NATO has nearly 7,000 troops in the country, while the Americans officially maintain 2,000.
As part of the text approved by the alliance, there will be a review of NATO’s Strategic Concept, most recently updated in 2010, without any mention of China and seeing Russia as a potential partner.
Important points of military doctrine will be integrated: attacks in or from space will be eligible for military reprisals, and the famous article 5 of the North Atlantic Treaty, which defines the collective defense of members in the event of an attack. , will be further clarified. .
In addition, concerns about instability in Belarus, climate change and the response to pandemics after Covid-19 remain on the organization’s agenda.
NATO TIMELINE
1949 – The 12 founding nations of NATO sign the North Atlantic Treaty in Washington.
1952 – Turkey and Greece join.
1955 – West Germany joins NATO after years of denazification.
1956 – First internal crisis, the United States opposing Franco-British intervention in the Suez crisis.
1961 – The Cold War raises the bar with the construction of the Berlin Wall.
1966 – France leaves the NATO command structure, accusing America of excess power.
1982 – Spain joins NATO.
1989 – Fall of the Berlin Wall, beginning of the end of Soviet communism.
1990 – German reunification, East Germany leaves the Warsaw Pact.
1991 – End of the Soviet Union and the Warsaw Pact.
1994 – First NATO military action: shoot down of four Serbian planes in Bosnia.
1994 – War in Chechnya reveals Russian military weakness; Moscow joins the partnership program.
1996 – The Russians support NATO troops in the former Yugoslavia.
1999 – NATO attacks Yugoslavia, start of Russian withdrawal; Poland, Hungary and the Czech Republic join.
2001 – In response to September 11, NATO Article 5, Mutual Defense in the Event of Aggression, is invoked for the first time.
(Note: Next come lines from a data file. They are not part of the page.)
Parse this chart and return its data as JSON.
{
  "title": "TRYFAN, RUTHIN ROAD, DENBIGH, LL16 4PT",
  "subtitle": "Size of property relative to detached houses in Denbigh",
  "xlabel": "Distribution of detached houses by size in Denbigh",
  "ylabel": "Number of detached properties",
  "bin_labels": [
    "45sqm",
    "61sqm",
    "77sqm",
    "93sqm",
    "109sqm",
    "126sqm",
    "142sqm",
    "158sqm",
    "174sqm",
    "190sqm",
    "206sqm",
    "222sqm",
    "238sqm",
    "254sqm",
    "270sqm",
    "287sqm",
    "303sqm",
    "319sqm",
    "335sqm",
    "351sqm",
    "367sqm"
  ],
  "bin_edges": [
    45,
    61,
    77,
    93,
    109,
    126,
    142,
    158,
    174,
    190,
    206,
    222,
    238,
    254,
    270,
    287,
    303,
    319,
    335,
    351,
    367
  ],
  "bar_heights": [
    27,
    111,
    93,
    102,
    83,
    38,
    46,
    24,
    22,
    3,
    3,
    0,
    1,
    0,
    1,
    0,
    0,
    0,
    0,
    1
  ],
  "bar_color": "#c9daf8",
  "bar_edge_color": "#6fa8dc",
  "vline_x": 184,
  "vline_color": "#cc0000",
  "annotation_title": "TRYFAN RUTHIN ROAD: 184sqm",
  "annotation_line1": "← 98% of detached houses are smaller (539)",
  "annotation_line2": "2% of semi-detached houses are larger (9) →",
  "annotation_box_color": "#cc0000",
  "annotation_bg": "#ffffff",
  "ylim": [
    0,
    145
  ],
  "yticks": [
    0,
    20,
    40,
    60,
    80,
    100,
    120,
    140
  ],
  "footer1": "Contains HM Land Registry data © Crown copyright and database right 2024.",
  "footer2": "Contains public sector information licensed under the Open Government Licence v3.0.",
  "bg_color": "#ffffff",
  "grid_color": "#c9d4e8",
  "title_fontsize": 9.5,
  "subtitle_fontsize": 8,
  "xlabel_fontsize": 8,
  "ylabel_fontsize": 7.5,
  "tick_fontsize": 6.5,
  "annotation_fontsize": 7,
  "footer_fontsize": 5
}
2003 – Another rupture: the countries led by Germany veto NATO in the war in Iraq.
2004 – Expansion to the east, with seven ex-communist countries, including the Baltic States, bringing the number of members to 26.
2008 – To veto NATO membership, Russia goes to war on Georgia.
2009 – France returns to NATO military command; Albania and Croatia join.
2011 – Under a UN mandate, NATO controls Libya’s airspace.
2014 – Russia annexes Crimea and intervenes in eastern Ukraine to prevent Kiev from joining the West.
2017 – Montenegro joins NATO.
2018 – Trump’s division between the United States and NATO grows along with U.S. charges for more spending.
2019 – Trump leaves NATO leadership after falling out with other leaders.
2021 – Biden takes over and tries to reconnect with the alliance. Putin threatens Ukraine and NATO offers support to Kiev.